I casi studio approfonditi nel comparto industriale, ad esempio, hanno messo in evidenza che – al netto delle difficoltà di abbattere le emissioni in questo settore – l’utilizzo mirato di sistemi di misura e controllo dell’energia, unito all’automazione di processi e macchine, ha permesso di incrementare l’efficienza energetica fino al 30%, con impatto positivo anche sull’efficienza operativa e sui valori Esg di tutta la filiera. Nel residenziale, invece, i progetti di riqualificazione energetica e geotermia hanno generato risparmi sui costi energetici che in diversi casi superano il 60% livelli di indipendenza energetica fino a oltre il 70% e incrementi del valore immobiliare compresi tra il 6% e il 10%. Infine, nelle strutture sanitarie e sportive l’integrazione tra autoproduzione rinnovabile e sistemi digitali di gestione ha permesso di ridurre drasticamente la dipendenza da fonti fossili senza interrompere le attività.

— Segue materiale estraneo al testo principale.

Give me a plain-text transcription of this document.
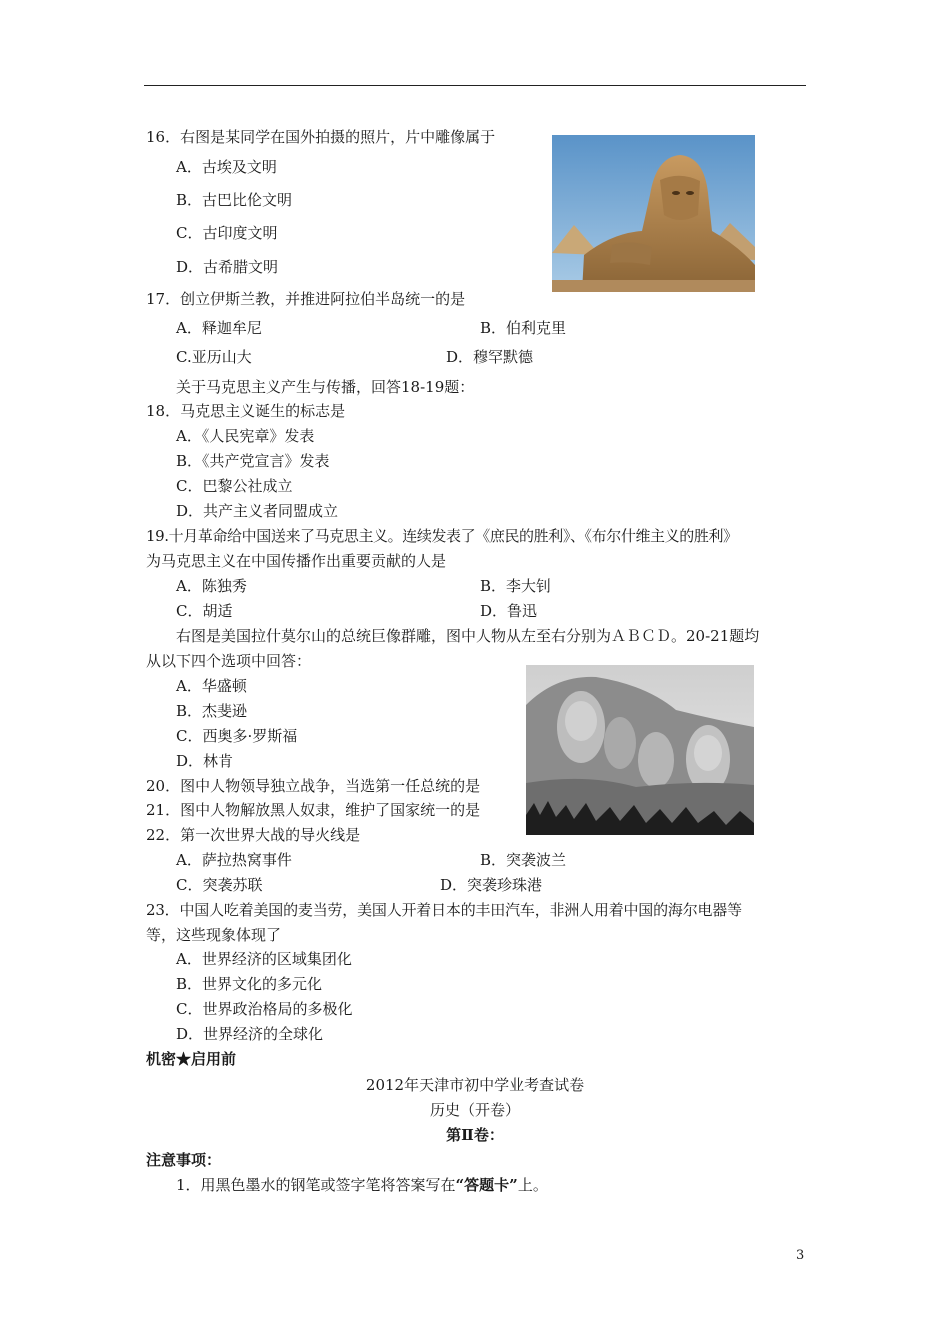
16．右图是某同学在国外拍摄的照片，片中雕像属于
A．古埃及文明
B．古巴比伦文明
C．古印度文明
D．古希腊文明
17．创立伊斯兰教，并推进阿拉伯半岛统一的是
A．释迦牟尼	B．伯利克里
C.亚历山大	D．穆罕默德
关于马克思主义产生与传播，回答18-19题：
18．马克思主义诞生的标志是
A．《人民宪章》发表
B．《共产党宣言》发表
C．巴黎公社成立
D．共产主义者同盟成立
19.十月革命给中国送来了马克思主义。连续发表了《庶民的胜利》、《布尔什维主义的胜利》
为马克思主义在中国传播作出重要贡献的人是
A．陈独秀	B．李大钊
C．胡适	D．鲁迅
右图是美国拉什莫尔山的总统巨像群雕，图中人物从左至右分别为ＡＢＣＤ。20-21题均
从以下四个选项中回答：
A．华盛顿
B．杰斐逊
C．西奥多·罗斯福
D．林肯
20．图中人物领导独立战争，当选第一任总统的是
21．图中人物解放黑人奴隶，维护了国家统一的是
22．第一次世界大战的导火线是
A．萨拉热窝事件	B．突袭波兰
C．突袭苏联	D．突袭珍珠港
23．中国人吃着美国的麦当劳，美国人开着日本的丰田汽车，非洲人用着中国的海尔电器等
等，这些现象体现了
A．世界经济的区域集团化
B．世界文化的多元化
C．世界政治格局的多极化
D．世界经济的全球化
机密★启用前
2012年天津市初中学业考查试卷
历史（开卷）
第Ⅱ卷：
注意事项：
1．用黑色墨水的钢笔或签字笔将答案写在“答题卡”上。
3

Insomma, risultati tangibili che coniugano sostenibilità ambientale ed economica. Un mantra spesso ripetuto dal governo in carica, spesso abusato per coprire la mancanza di strategie e visione sulla transizione verde. Enrico Bonacci, membro della Segreteria tecnica del Dipartimento Energia del Ministero dell’ambiente ha anticipato che si sta ragionando su un unico decreto legislativo per il recepimento sia della direttiva efficienza energetica sia di quella Epbd (Case green). “Ora la politica deve fare la sua parte, garantendo regole chiare e stabili che accompagnino e accelerino questo cambiamento. Il nuovo obiettivo europeo di riduzione del 90% delle emissioni entro il 2040, frutto dell’aggiornamento della Legge europea sul clima definitivamente approvato dall’UE, dovrà mettere l’efficienza energetica al centro: è la prima leva per tagliare emissioni e costi. Per esprimerne tutto il potenziale dobbiamo integrare al meglio la digitalizzazione nei processi produttivi e negli edifici, mentre elettrificazione e rinnovabili restano le altre due gambe indispensabili per raggiungere quel traguardo”, ha avvertito Annalisa Corrado, Eurodeputata Pd e membro della Commissione per l’ambiente, il clima e la sicurezza alimentare (Envi) del Parlamento europeo. Analogo l’avvertimento finale del Kyoto Club: “Dall’analisi emerge con chiarezza un elemento trasversale: le tecnologie sono mature, i benefici economici sono misurabili e le competenze sono già presenti lungo le filiere del Made in Italy. Per trasformare queste esperienze in sistema è necessario garantire stabilità normativa, strumenti finanziari accessibili e continuità delle politiche di sostegno alla transizione energetica, in coerenza con gli obiettivi europei”.